For a long time I felt like 'some thing' was missing from my life. I have always been religious, believed myself a "good Catholic" and loved God, though admit I never knew Jesus. I always believed a relationship with Him in this life was unattainable. What I came to realize was that the 'some thing' missing could only be found in and with God.
I felt I was being called and drawn to love and know Him in a way I never knew was possible. One big problem however ,the more I sought Him, the more distant He seemed to become.
It was a very dark, challenging time in my life. I found myself questioning my faith and beliefs, as well as my worth in His eyes. It brought much heartache and pain thinking and believing this God I sought and loved so much did not want anything to do with me. Emotions and memories I tried to bury long ago were brought to the surface. I was forced to face and process through it all on my way to becoming who God created me to be.
It is a book about never giving up on God no matter what happens or what He brings into your life.

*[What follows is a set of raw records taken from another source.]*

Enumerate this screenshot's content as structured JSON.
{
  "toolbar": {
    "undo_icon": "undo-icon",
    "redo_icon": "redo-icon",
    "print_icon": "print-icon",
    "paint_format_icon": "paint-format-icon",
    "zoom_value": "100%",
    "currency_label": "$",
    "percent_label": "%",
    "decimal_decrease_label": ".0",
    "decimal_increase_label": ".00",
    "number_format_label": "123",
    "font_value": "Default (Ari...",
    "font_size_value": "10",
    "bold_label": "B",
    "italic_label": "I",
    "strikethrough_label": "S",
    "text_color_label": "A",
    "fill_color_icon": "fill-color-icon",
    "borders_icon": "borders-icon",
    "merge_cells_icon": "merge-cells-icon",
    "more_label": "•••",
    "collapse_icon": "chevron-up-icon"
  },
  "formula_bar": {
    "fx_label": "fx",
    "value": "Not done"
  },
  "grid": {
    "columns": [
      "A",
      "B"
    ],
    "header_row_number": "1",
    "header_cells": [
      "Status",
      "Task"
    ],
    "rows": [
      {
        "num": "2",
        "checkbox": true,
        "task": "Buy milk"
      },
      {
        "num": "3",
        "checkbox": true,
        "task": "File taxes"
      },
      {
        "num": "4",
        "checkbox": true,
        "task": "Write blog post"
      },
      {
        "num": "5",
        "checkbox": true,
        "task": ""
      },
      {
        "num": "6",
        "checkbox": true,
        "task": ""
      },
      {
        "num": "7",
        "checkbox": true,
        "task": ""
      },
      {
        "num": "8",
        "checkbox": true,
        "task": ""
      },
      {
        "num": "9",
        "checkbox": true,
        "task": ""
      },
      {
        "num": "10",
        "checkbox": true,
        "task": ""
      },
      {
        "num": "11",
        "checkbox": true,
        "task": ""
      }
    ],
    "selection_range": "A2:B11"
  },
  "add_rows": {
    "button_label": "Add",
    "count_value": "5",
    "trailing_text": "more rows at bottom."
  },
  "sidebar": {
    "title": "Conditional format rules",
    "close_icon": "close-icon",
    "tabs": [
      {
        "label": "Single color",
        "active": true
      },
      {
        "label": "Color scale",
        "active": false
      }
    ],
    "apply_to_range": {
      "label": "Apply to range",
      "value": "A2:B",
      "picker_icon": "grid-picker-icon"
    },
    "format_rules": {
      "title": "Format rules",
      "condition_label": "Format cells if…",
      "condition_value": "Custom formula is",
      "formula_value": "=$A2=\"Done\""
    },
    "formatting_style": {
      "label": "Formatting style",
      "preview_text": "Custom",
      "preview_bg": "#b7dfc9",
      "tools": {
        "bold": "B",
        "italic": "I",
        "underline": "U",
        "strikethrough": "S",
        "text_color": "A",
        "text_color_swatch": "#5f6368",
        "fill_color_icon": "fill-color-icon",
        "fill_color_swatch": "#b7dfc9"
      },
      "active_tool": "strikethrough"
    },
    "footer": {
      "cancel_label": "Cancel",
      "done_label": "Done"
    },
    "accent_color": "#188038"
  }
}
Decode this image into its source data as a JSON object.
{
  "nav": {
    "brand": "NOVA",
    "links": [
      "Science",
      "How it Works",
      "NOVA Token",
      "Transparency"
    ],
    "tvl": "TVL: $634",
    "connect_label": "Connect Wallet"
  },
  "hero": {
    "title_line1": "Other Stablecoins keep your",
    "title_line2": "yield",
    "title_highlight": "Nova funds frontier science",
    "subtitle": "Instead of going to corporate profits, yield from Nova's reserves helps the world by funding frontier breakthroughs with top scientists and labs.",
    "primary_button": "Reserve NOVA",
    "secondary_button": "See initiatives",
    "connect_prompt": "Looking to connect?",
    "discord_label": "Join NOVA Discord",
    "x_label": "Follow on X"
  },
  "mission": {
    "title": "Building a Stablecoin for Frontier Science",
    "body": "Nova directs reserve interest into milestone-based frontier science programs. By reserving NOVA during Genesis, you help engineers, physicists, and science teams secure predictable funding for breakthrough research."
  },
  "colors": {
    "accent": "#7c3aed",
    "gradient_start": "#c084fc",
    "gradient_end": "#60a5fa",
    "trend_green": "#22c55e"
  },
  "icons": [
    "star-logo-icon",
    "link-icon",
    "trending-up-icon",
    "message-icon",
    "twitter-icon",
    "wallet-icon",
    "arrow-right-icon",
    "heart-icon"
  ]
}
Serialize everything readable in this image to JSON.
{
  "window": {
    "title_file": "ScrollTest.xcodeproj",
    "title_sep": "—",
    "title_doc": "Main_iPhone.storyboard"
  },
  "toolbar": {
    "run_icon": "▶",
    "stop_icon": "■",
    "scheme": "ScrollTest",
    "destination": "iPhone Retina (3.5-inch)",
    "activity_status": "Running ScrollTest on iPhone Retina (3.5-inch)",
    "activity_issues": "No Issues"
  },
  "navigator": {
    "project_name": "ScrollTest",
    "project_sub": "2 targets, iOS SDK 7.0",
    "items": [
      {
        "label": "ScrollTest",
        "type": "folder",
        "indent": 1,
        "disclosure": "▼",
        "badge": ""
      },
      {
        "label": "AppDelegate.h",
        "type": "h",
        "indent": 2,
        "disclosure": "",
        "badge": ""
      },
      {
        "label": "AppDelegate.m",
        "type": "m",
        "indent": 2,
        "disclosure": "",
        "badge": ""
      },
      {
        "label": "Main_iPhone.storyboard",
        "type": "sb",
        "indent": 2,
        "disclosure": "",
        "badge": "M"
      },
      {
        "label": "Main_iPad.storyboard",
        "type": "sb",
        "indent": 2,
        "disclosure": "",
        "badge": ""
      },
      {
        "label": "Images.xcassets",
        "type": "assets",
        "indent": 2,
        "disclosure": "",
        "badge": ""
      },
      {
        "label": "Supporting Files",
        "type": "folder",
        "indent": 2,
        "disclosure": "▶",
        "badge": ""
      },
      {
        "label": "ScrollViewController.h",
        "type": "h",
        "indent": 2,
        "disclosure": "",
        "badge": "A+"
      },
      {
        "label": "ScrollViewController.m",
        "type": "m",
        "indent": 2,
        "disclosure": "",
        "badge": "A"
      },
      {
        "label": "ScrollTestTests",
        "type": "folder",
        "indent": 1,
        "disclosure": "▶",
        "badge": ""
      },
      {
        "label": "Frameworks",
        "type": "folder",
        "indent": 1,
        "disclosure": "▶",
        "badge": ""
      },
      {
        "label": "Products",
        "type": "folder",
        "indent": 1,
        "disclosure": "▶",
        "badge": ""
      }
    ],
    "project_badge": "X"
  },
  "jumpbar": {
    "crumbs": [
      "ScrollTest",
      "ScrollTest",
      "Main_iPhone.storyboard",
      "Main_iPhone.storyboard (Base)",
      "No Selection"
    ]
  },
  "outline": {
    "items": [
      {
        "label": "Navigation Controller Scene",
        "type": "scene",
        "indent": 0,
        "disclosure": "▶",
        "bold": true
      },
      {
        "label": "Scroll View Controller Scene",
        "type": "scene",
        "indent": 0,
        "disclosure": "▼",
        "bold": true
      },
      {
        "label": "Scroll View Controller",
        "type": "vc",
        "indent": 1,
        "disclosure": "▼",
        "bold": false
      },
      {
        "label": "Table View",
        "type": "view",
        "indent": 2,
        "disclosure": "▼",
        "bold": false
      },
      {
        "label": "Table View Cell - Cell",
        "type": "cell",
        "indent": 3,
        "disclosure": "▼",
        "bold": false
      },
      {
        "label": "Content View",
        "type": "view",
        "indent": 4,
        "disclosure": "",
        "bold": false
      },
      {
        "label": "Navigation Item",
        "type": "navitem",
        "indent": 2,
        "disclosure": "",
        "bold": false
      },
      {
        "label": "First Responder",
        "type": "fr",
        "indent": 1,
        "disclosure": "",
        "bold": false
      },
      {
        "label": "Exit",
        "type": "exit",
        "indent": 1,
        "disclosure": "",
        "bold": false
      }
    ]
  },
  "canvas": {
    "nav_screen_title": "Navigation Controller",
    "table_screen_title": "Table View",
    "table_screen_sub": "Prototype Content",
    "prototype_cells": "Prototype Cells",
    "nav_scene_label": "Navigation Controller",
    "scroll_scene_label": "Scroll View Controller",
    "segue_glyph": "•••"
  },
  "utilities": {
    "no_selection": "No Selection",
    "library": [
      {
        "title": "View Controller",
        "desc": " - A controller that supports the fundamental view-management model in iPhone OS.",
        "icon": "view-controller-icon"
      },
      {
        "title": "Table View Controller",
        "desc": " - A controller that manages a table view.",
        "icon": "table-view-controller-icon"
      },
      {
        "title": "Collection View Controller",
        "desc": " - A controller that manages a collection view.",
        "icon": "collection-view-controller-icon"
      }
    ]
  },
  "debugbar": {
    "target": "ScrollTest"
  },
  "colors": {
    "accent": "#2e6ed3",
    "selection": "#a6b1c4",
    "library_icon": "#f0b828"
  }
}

It is a book about understanding the purpose of suffering. A book about holding steadfast to your faith and belief in Him regardless of feelings, emotions, thoughts, or circumstances that make you want to turn away from His light and find comfort in the complacency of darkness. It is a book that says it's okay to question, doubt, and even get mad at God, but it is also a book, and my testament, to how crucial it is to hang onto hope, (no matter how small it may seem), and to the belief that God never stops loving you, and never leaves you, (even when it seems as though He has). I now know with confidence that He has a plan for my life, as He does for yours.
I have come to know Jesus in a way I never knew was possible on this earth, in this life. I now have peace in my soul knowing all is His will.
We may never understand why He allows some things to happen. I struggled with this for a long time. I learned "we cannot understand that which transcends us". His ways are not ours...all we can do is to trust, often blindly.
If you are seeking a deeper spiritual life or a more meaningful relationship with God and Jesus, this book may offer the insight you have been looking for. Thank you for reading this post. I welcome any feedback or questions. May God Bless and be with you always.